Player: 1982; 1983; 1984; 1985; 1986; 1987; 1988; 1989; 1990; 1991; 1992; 1993; 1994; 1995; 1996; 1997; 1998; 1999; 2000; 2001; 2002; 2003
Steffi Graf: 124; 93; 22; 6; 3; 1; 1; 1; 1; 2; 2; 1; 1; 1; 1; 28; 9
Monica Seles: 86; 6; 2; 1; 1; 8; 1^{PR}; 2; 5; 6; 6; 4; 10; 7; 60

== History ==
Graf won eight of nine majors before Seles won her first. Seles surpassed Graf as the No. 1 player in March 1991, and won seven of nine grand slam titles during the period of 1991–1993. The two traded the number one ranking through the summer of 1991 before Seles consolidated her hold on the top spot. Graf in the end did recapture the No. 1 ranking from Seles in June 1993, after Seles was forced out of the sport due to her stabbing.

=== Notable matches ===

- 1992 French Open final: Seles made an excellent start, Graf recovered and saved six championship points before Seles won by 10–8 in the third set, to win her third consecutive French Open Singles title. This match was voted the best women's match of the 20th Century.
- 1992 Wimbledon final: Graf easily defeated Seles 6–2, 6–1, in a one-sided final. The match was notable for Seles refusing to grunt after massive media criticism of her grunting in the days before, and for constant rain delays during the second set.
- 1993 Australian Open final: A high quality final where Seles came from a set behind to defeat Graf and win her third consecutive Australian Open Women's Singles title.
- 1995 US Open final: The first post-stabbing match between Seles and Graf.
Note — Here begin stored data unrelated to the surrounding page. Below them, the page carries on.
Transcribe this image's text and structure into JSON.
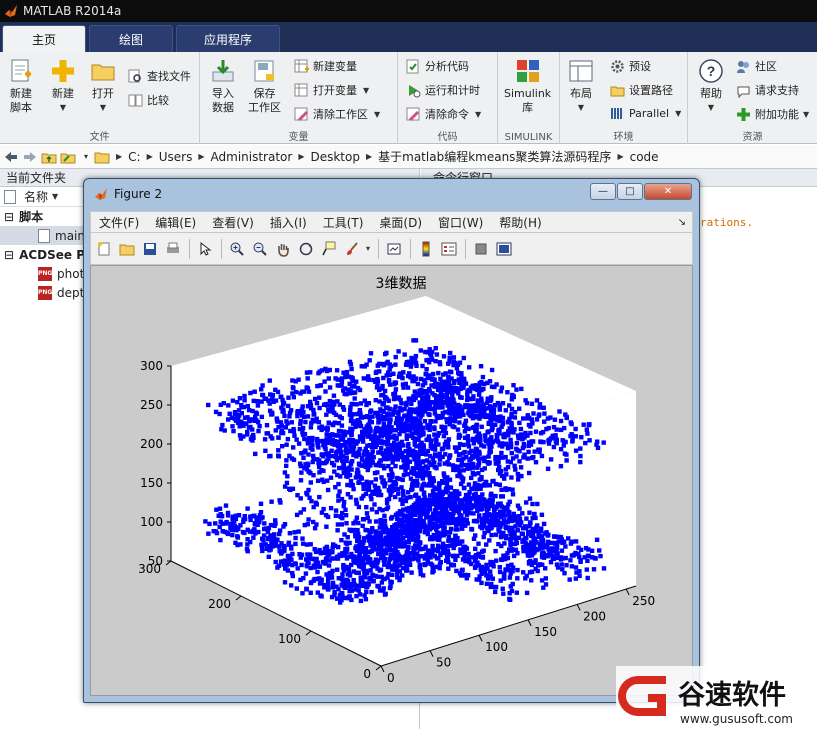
{
  "window": {
    "title": "MATLAB R2014a"
  },
  "ribbon": {
    "tabs": [
      "主页",
      "绘图",
      "应用程序"
    ],
    "groups": {
      "file": {
        "label": "文件",
        "new_script": "新建\n脚本",
        "new": "新建",
        "open": "打开",
        "find_files": "查找文件",
        "compare": "比较"
      },
      "variable": {
        "label": "变量",
        "import_data": "导入\n数据",
        "save_workspace": "保存\n工作区",
        "new_variable": "新建变量",
        "open_variable": "打开变量",
        "clear_workspace": "清除工作区"
      },
      "code": {
        "label": "代码",
        "analyze_code": "分析代码",
        "run_and_time": "运行和计时",
        "clear_commands": "清除命令"
      },
      "simulink": {
        "label": "SIMULINK",
        "simulink_library": "Simulink\n库"
      },
      "environment": {
        "label": "环境",
        "layout": "布局",
        "preferences": "预设",
        "set_path": "设置路径",
        "parallel": "Parallel"
      },
      "resources": {
        "label": "资源",
        "help": "帮助",
        "community": "社区",
        "request_support": "请求支持",
        "add_ons": "附加功能"
      }
    }
  },
  "address_bar": {
    "path": [
      "C:",
      "Users",
      "Administrator",
      "Desktop",
      "基于matlab编程kmeans聚类算法源码程序",
      "code"
    ]
  },
  "current_folder": {
    "title": "当前文件夹",
    "column_name": "名称",
    "sections": [
      {
        "label": "脚本",
        "items": [
          "main"
        ]
      },
      {
        "label": "ACDSee Pl",
        "items": [
          "photo",
          "dept"
        ]
      }
    ]
  },
  "command_window": {
    "title": "命令行窗口",
    "visible_text": "rations."
  },
  "figure": {
    "title": "Figure 2",
    "menu": [
      "文件(F)",
      "编辑(E)",
      "查看(V)",
      "插入(I)",
      "工具(T)",
      "桌面(D)",
      "窗口(W)",
      "帮助(H)"
    ],
    "toolbar_icons": [
      "new-figure-icon",
      "open-icon",
      "save-icon",
      "print-icon",
      "pointer-icon",
      "zoom-in-icon",
      "zoom-out-icon",
      "pan-icon",
      "rotate-3d-icon",
      "data-cursor-icon",
      "brush-icon",
      "link-icon",
      "colorbar-icon",
      "legend-icon",
      "hide-plot-tools-icon",
      "show-plot-tools-icon"
    ],
    "window_buttons": [
      "minimize",
      "maximize",
      "close"
    ]
  },
  "chart_data": {
    "type": "scatter",
    "subtype": "3d",
    "title": "3维数据",
    "xlabel": "",
    "ylabel": "",
    "zlabel": "",
    "x_ticks": [
      0,
      50,
      100,
      150,
      200,
      250
    ],
    "y_ticks": [
      0,
      100,
      200,
      300
    ],
    "z_ticks": [
      50,
      100,
      150,
      200,
      250,
      300
    ],
    "xlim": [
      0,
      260
    ],
    "ylim": [
      0,
      300
    ],
    "zlim": [
      50,
      300
    ],
    "marker_color": "#0000ff",
    "grid": false,
    "note_points": "dense blue point cloud (scattered surface) spanning x 0–250, y 0–300, z ~80–250"
  },
  "watermark": {
    "text": "谷速软件",
    "url": "www.gususoft.com"
  },
  "colors": {
    "tab_bar": "#1f2e55",
    "ribbon": "#eef0f2",
    "figure_frame": "#a9c3de",
    "plot_bg": "#cbcbcb",
    "points": "#0000ff",
    "accent_red": "#d52b1e"
  }
}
Graf won a close final in three sets, despite losing the second set 0–6.
- 1996 US Open final: Graf won 7–5, 6–4, with Graf playing at the peak of her powers. The match was more one-sided than the scoreline suggested. The end of the match and the trophy ceremony saw pouring rain.
- 1998 Chase Championship quarterfinal: Graf recovered from a poor start to win a close match 1–6, 6–4, 6–4.
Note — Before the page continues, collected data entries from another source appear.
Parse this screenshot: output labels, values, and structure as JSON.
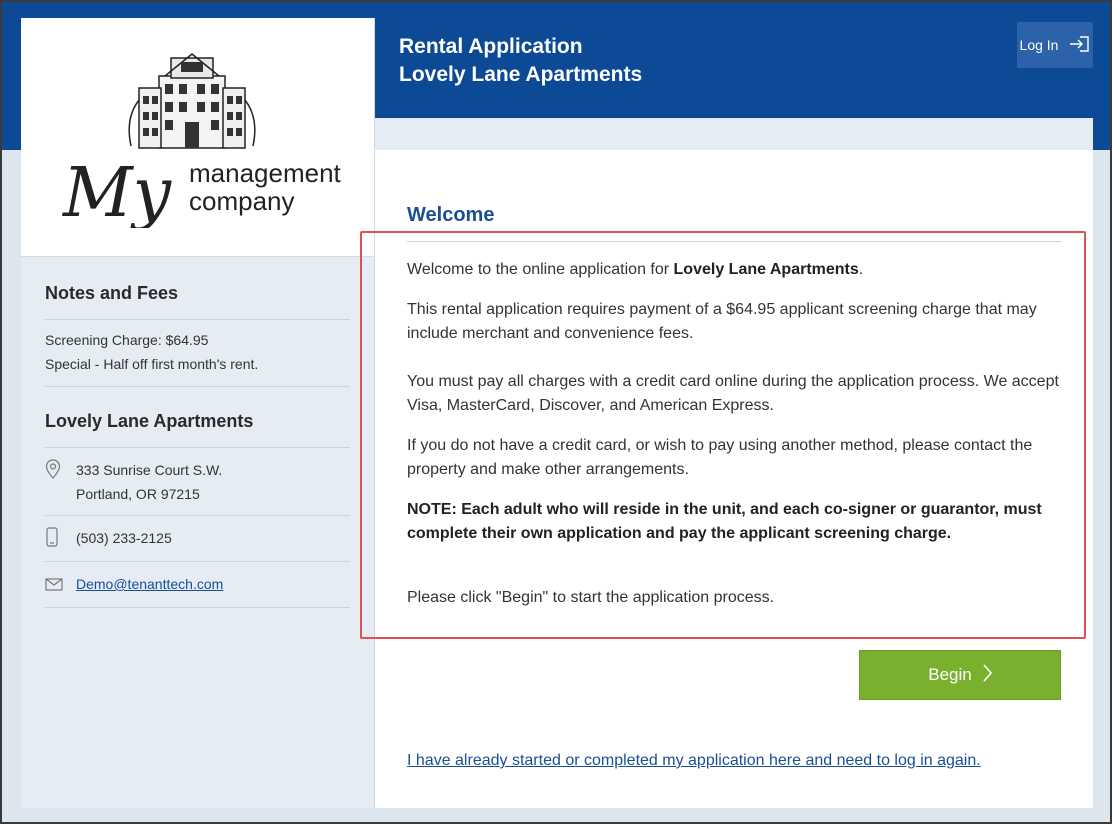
{
  "header": {
    "title_line1": "Rental Application",
    "title_line2": "Lovely Lane Apartments",
    "login_label": "Log In"
  },
  "logo": {
    "script_text": "My",
    "line1": "management",
    "line2": "company"
  },
  "sidebar": {
    "notes_heading": "Notes and Fees",
    "fees": [
      "Screening Charge: $64.95",
      "Special - Half off first month's rent."
    ],
    "property_heading": "Lovely Lane Apartments",
    "address_line1": "333 Sunrise Court S.W.",
    "address_line2": "Portland, OR 97215",
    "phone": "(503) 233-2125",
    "email": "Demo@tenanttech.com"
  },
  "main": {
    "welcome_title": "Welcome",
    "intro_prefix": "Welcome to the online application for ",
    "intro_property": "Lovely Lane Apartments",
    "intro_suffix": ".",
    "para_fee": "This rental application requires payment of a $64.95 applicant screening charge that may include merchant and convenience fees.",
    "para_payment": "You must pay all charges with a credit card online during the application process. We accept Visa, MasterCard, Discover, and American Express.",
    "para_no_card": "If you do not have a credit card, or wish to pay using another method, please contact the property and make other arrangements.",
    "para_note": "NOTE: Each adult who will reside in the unit, and each co-signer or guarantor, must complete their own application and pay the applicant screening charge.",
    "para_begin": "Please click \"Begin\" to start the application process.",
    "begin_label": "Begin",
    "relogin_link": "I have already started or completed my application here and need to log in again."
  },
  "colors": {
    "header_blue": "#0d4a96",
    "begin_green": "#79b12e",
    "highlight_red": "#e05050",
    "link_blue": "#1a4f95"
  },
  "icons": [
    "log-in-icon",
    "map-pin-icon",
    "phone-icon",
    "mail-icon",
    "chevron-right-icon",
    "building-logo"
  ]
}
- 1999 Australian Open quarterfinal: Seles won 7–5, 6–1, and finished the match strongly, for her only post-stabbing victory over Graf.
- 1999 French Open semifinal: Graf defeated Seles in a three-set match after coming from a set behind. This was their last ever head-to-head match. Graf went on to win the title, the last Grand Slam won before retirement.